The upgraded software is needed for the F-35 to release its full arsenal of missiles as well as its internal 25 mm cannon — in other words, to be fully combat capable. While the Block 3F has long been touted as the upgrade necessary for that, Jeff Babione, F-35 executive vice president at Lockheed Martin, switched course recently and hedged this claim.
The ability to deliver precision-guided munitions and all other bombs featured in the weapons suite is already a capability "resident in the software," Babione said, but the software integration with the gun has not been finished. The executive would not disclose to IHS Jane's why the final certification of the Block 3F software had been pushed back two more months.
There's evidence to suggest Lockheed won't even meet the later deadline. In April 2017, the Government Accountability Office reported that postponed Block 3F implementation would probably take at least five months longer than the end of 2017, or roughly May 2018. A five month delay would require about $532 million to finish development, GAO noted.

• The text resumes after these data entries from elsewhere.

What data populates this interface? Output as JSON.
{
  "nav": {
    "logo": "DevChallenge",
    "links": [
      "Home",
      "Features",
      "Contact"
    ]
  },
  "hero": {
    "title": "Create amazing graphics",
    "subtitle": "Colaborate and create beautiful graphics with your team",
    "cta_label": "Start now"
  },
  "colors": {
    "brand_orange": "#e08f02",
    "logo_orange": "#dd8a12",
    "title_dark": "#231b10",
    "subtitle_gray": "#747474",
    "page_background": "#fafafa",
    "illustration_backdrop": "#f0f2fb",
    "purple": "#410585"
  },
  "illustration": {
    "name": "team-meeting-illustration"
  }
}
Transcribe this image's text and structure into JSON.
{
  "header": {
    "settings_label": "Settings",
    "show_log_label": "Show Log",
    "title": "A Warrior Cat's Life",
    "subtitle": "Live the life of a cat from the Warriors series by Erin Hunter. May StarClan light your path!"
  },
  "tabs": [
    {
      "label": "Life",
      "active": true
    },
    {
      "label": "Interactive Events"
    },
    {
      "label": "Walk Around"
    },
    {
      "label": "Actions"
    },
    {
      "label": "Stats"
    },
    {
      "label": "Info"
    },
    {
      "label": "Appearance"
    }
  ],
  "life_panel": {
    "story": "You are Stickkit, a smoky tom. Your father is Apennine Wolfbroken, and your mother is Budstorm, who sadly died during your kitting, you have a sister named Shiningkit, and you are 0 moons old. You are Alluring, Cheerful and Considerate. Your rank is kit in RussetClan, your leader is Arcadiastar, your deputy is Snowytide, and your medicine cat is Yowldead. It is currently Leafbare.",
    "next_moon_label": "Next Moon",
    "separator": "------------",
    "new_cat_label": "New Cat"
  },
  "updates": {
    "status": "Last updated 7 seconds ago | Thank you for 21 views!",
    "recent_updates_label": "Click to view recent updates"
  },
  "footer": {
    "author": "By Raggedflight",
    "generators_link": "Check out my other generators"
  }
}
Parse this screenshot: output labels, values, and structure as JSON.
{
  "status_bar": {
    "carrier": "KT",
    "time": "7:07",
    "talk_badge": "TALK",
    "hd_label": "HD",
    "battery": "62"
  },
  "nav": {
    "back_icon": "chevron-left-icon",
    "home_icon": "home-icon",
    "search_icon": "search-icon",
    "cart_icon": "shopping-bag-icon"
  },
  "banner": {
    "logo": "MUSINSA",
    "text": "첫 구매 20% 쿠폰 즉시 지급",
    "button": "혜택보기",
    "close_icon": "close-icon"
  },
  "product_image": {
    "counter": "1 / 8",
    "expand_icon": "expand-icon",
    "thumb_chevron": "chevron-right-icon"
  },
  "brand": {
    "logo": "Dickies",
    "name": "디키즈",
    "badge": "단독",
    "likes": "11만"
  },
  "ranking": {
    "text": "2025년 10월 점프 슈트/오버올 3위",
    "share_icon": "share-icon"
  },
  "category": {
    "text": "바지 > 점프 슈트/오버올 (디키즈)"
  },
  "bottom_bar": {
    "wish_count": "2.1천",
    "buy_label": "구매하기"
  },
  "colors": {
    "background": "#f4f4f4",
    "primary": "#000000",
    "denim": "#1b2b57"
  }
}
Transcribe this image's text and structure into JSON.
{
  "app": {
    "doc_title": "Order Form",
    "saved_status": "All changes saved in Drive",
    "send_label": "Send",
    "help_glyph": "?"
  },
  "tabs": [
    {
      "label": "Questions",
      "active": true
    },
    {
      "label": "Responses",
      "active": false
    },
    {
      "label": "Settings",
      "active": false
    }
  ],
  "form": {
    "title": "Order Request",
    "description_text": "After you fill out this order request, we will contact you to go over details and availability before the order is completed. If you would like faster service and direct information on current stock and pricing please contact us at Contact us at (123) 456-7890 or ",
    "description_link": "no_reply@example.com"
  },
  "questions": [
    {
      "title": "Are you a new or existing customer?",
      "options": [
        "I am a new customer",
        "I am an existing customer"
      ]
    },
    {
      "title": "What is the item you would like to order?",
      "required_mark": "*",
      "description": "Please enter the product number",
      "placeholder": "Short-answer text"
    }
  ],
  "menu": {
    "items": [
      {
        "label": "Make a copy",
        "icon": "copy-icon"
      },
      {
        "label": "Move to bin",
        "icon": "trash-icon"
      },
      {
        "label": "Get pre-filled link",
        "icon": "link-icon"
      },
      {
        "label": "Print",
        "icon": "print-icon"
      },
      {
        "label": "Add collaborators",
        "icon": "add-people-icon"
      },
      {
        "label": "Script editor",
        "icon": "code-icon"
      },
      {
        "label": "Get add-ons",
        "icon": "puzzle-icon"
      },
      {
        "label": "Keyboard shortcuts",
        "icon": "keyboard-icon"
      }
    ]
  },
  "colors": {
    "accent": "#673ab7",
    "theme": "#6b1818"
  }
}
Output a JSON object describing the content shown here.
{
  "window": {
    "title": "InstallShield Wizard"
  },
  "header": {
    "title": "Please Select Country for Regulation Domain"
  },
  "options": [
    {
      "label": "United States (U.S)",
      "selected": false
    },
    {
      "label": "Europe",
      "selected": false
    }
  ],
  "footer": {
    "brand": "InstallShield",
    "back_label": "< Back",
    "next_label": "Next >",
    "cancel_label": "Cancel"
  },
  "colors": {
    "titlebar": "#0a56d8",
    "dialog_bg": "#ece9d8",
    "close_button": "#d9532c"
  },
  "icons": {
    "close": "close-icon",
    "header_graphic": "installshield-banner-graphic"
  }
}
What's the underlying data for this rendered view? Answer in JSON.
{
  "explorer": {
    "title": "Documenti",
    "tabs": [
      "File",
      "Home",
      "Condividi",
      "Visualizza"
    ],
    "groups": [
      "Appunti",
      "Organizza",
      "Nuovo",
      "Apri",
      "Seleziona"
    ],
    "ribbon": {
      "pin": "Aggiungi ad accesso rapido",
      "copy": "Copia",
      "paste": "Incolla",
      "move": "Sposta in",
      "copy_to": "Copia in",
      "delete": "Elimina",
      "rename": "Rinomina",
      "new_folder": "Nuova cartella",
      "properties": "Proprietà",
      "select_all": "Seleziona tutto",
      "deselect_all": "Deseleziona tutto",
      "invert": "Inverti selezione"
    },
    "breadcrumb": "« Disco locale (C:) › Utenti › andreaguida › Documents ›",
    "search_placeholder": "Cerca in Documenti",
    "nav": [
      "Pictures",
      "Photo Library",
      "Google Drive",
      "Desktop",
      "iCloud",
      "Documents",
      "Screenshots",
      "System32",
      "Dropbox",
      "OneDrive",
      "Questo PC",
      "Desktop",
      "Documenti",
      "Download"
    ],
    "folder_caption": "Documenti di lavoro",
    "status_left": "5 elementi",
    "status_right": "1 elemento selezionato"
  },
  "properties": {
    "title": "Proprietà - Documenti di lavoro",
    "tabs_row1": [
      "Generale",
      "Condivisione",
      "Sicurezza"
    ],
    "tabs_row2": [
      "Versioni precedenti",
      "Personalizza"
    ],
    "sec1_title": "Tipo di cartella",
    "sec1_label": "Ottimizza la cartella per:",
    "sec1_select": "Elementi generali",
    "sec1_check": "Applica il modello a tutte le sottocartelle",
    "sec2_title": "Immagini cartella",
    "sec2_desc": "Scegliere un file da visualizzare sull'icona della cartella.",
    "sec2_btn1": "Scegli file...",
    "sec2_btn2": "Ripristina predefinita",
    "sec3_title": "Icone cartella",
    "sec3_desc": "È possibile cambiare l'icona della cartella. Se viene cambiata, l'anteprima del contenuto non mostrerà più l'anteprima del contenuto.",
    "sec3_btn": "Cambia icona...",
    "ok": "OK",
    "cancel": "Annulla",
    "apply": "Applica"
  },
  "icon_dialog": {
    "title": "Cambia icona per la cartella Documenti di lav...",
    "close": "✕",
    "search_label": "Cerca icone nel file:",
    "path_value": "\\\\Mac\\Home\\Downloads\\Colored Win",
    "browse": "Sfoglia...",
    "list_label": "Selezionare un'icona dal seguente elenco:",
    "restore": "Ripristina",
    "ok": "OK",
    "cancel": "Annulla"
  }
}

But on July 25, Babione insisted to reporters that the company was "well-positioned to complete air vehicle full 3F and mission systems software development by the end of 2017."
According to GAO, best practices within government suggest the Defense Department and Lockheed Martin should set a completion date based on historical data. In the April report, GAO recommends using this method to improve projections.
The military has defied this practice and instead made projections based on "anticipated test point achievements." DoD did not concur with GAO's recommendation to base forecasts on historical data moving forward.
Furthermore, GAO said 3F delays would lead to ripple effects throughout the F-35 program.
"These delays could affect the start of the F-35's initial operational test and evaluation, postpone the [US] Navy's initial operational capability, and delay the program's full rate production decision, currently planned for April 2019."
While the Defense Department and Lockheed have angled for Congress to fund Block 4 development to the tune about $650 million in fiscal year 2018, GAO states that "completing Block 3F development is essential for a sound business case and warrants funding priority over Block 4." The Pentagon did not agree with the recommendation.